BIMB Holdings Q2 earnings slip 5.6% on higher expenses

28 Aug 2017 / 20:38 H.

    PETALING JAYA: BIMB Holdings Bhd saw its net profit fall 5.6% to RM135.67 million for the second quarter ended June 30, 2017 against RM143.71 million in the previous corresponding period, due to higher personnel and other overhead expenses.
    This was on the 6.9% rise in revenue from RM882.44 million to RM943.19 million.
    The group said in a filing with the stock exchange that it anticipates the banking industry to remain resilient despite challenging operating environment with moderate loans growth of between 5% and 6%.
    "While competition for deposits and margin compression continue, sufficient liquidity in the banking system is projected to support financing activities," it noted.
    For Bank Islam in particular, the group will continue to focus on maintaining its asset quality and deposit drive while continuously embracing digitalisation.

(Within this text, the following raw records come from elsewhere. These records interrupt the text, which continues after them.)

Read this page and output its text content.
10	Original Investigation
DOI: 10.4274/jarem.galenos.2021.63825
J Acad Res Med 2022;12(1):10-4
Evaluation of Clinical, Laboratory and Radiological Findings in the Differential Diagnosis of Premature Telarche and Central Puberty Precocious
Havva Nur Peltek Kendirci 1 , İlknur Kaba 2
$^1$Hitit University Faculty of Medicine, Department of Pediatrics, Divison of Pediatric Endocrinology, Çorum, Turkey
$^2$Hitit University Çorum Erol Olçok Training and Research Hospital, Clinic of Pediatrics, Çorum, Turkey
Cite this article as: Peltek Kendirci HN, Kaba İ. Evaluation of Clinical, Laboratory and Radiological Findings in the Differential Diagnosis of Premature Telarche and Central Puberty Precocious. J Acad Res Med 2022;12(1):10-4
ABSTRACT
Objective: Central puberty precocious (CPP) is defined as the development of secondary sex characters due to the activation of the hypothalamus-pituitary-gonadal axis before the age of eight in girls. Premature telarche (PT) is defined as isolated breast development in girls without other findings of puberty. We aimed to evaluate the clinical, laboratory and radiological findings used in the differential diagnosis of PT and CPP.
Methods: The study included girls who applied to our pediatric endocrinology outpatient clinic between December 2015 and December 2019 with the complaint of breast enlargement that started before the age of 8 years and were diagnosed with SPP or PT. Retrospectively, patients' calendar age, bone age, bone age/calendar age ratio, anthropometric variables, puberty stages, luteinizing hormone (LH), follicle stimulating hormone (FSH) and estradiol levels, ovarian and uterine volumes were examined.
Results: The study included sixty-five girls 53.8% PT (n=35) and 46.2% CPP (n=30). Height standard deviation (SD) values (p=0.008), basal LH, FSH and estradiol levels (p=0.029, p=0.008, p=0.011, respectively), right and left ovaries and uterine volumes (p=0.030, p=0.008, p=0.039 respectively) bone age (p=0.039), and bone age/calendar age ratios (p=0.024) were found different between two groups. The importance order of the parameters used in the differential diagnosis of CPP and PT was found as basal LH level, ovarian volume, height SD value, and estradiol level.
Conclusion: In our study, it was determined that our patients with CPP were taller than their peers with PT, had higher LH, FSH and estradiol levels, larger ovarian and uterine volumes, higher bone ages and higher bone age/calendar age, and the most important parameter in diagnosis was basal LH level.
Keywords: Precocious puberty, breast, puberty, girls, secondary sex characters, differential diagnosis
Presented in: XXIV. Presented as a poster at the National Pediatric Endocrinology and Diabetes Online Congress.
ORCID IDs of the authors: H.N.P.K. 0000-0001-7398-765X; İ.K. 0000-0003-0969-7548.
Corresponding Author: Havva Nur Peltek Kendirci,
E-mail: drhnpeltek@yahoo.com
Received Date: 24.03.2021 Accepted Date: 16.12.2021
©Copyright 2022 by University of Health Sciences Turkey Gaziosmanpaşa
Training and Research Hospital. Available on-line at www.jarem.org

In line with Basel III rules, it will continue to manage liquidity and deploy capital efficiently in its operations.
    For 2017, BIMB said Takaful Malaysia will continue to emphasis the four core areas of customer reach, operational agility, cost competitiveness and stakeholder confidence to increase its overall market shares and continuously improving shareholders' value.
    "Through its extensive range of products and services, Takaful Malaysia is poised to sustain its position as the market leader in the Family Takaful business," it added.
    BIMB's first-half net profit expanded 2.8% from RM278.97 million to RM286.77 million. Revenue came in at RM1.86 billion, 5.1% higher than the RM1.77 billion it made in the same period a year ago.
    BIMB shares fell one sen to close at RM4.39 today on some 92,900 shares traded, giving it a market capitalisation of RM7.19 billion.